How cool is that? Ambition got the best of me, I went for broke: I tried a historical time series of average hurricane strength (saffir-simpson scale), as well as a yearly count. There appears to be good evidence that a 40-60 cyclical hurricane season exists, and I was hoping that Everett could find these patterns, but alas, it did not.

Still, the initial results are promising, and we hope that Everett will give average users an ability to query time in ways that have not been previously available.

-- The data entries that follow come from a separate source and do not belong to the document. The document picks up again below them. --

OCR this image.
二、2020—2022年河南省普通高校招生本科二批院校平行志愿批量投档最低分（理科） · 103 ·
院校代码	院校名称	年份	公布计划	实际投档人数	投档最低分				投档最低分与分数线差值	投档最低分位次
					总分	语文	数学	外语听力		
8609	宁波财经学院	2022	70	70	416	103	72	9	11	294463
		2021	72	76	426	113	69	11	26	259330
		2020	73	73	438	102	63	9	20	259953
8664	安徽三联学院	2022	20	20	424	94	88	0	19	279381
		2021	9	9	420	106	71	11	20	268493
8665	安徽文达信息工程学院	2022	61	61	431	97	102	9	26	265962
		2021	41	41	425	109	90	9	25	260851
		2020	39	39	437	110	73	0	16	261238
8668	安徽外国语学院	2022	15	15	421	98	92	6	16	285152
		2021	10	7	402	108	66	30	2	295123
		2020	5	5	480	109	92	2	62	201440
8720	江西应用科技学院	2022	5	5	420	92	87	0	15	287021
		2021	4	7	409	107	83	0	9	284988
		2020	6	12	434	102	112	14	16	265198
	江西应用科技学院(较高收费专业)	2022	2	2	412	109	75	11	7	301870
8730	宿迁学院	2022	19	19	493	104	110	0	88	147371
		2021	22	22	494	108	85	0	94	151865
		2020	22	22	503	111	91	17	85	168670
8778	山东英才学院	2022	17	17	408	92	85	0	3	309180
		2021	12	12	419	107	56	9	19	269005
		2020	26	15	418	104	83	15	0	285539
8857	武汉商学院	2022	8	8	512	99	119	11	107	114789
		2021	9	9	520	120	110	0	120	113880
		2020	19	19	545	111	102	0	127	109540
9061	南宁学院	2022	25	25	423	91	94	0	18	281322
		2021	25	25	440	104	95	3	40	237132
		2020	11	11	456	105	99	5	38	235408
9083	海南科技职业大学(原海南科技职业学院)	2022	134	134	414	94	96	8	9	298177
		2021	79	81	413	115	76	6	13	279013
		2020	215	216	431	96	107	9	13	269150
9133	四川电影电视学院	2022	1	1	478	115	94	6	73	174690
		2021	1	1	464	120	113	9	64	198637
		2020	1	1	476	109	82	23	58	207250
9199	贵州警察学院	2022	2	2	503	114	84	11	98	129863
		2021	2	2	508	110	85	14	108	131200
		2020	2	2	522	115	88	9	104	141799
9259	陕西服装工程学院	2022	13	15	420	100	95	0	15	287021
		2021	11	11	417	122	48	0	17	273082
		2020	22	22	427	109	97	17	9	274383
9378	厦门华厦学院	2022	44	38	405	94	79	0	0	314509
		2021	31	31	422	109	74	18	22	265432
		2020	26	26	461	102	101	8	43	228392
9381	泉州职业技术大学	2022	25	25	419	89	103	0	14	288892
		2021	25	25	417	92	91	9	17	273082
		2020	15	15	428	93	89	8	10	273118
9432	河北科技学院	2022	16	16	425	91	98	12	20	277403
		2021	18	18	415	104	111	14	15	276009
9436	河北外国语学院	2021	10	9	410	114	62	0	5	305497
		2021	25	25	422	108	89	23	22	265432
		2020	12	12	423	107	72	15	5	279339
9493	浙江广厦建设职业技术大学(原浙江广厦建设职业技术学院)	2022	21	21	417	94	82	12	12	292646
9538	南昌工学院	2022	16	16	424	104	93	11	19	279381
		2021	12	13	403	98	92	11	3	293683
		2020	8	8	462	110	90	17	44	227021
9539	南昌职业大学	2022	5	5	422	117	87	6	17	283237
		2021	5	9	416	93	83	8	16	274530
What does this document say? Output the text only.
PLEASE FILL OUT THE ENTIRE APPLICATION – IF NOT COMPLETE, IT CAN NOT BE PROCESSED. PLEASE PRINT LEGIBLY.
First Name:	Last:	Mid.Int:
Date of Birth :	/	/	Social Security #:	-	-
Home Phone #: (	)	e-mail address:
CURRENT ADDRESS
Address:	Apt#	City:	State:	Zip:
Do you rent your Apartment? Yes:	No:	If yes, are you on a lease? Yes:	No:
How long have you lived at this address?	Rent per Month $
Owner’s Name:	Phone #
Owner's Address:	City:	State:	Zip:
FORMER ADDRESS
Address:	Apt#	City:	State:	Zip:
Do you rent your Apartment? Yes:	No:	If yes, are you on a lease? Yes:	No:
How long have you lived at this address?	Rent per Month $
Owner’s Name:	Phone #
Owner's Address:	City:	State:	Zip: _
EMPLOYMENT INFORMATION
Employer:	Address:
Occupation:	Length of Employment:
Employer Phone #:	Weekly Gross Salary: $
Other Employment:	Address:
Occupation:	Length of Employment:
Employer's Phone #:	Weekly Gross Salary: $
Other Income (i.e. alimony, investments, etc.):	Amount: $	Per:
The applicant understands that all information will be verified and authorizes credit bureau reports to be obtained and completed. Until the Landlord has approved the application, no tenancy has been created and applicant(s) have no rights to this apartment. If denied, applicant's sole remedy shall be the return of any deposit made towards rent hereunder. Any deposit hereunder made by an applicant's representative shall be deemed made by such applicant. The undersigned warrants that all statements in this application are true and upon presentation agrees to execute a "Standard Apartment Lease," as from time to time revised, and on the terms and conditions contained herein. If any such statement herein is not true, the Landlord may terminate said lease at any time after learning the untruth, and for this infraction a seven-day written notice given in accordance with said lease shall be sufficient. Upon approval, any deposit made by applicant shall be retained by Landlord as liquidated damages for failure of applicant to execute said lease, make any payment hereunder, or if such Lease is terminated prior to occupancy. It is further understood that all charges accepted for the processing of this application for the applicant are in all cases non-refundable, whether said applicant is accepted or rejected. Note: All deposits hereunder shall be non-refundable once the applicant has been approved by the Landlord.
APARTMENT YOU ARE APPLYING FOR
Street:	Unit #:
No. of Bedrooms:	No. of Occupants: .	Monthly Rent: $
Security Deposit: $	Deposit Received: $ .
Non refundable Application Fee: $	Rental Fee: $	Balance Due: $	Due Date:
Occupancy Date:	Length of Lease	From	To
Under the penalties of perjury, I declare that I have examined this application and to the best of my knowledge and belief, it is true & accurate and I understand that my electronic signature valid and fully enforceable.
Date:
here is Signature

So, if you're wondering why I haven't released Chronoscope yet, it's because I've been working on integrating Timelord with Everett. :)

-Ray
p.s. Timelord is another GWT application, making it our 4th major GWT application. Everett is C++ coupled via JNI a Java/GWT RPC interface, since performance is absolutely critical in Everett.

5 comments:

Corbin said...

Have there been any papers been published about the Everett pattern finding algorithm?

It sounds fascinating.

Ray Cromwell said...

The algorithm being used isn't ours, it was published in the last few years, and presented at KDD'07. I hope I didn't convey the impression that we had invented it (we've only tweaked some of its parameters), since that would be a serious disservice to its inventor, who I think deserves credit for blazing a revolutionary trail in time series analysis. We will fully disclosee all of the relavent citations and the inner workings of Everett when the Timepedia launches. -Ray

Laszlo Kozma said...

What you mention is pretty standard stuff in Data Mining, it's 'called frequent episode discovery', it's used in all kinds of industrial monitoring systems, and in telecom.

Unknown said...

Can I use this algorithm to predict the numbers at lottery ? :)

Ray Cromwell said...

Laszlo,
We are not using FED, we are using a new motif discovery algorithm. FED is far far too slow for our purposes, we need to detect motifs in 10k or 100k long datasets with millisecond response times and oodles of concurrent web users.

We're also not interested in the rules output that FED gives you, instead, we overlay historical timelines and news feeds that best fit discovered Motifs so that human beings can make a judgement call, and write an interpretation.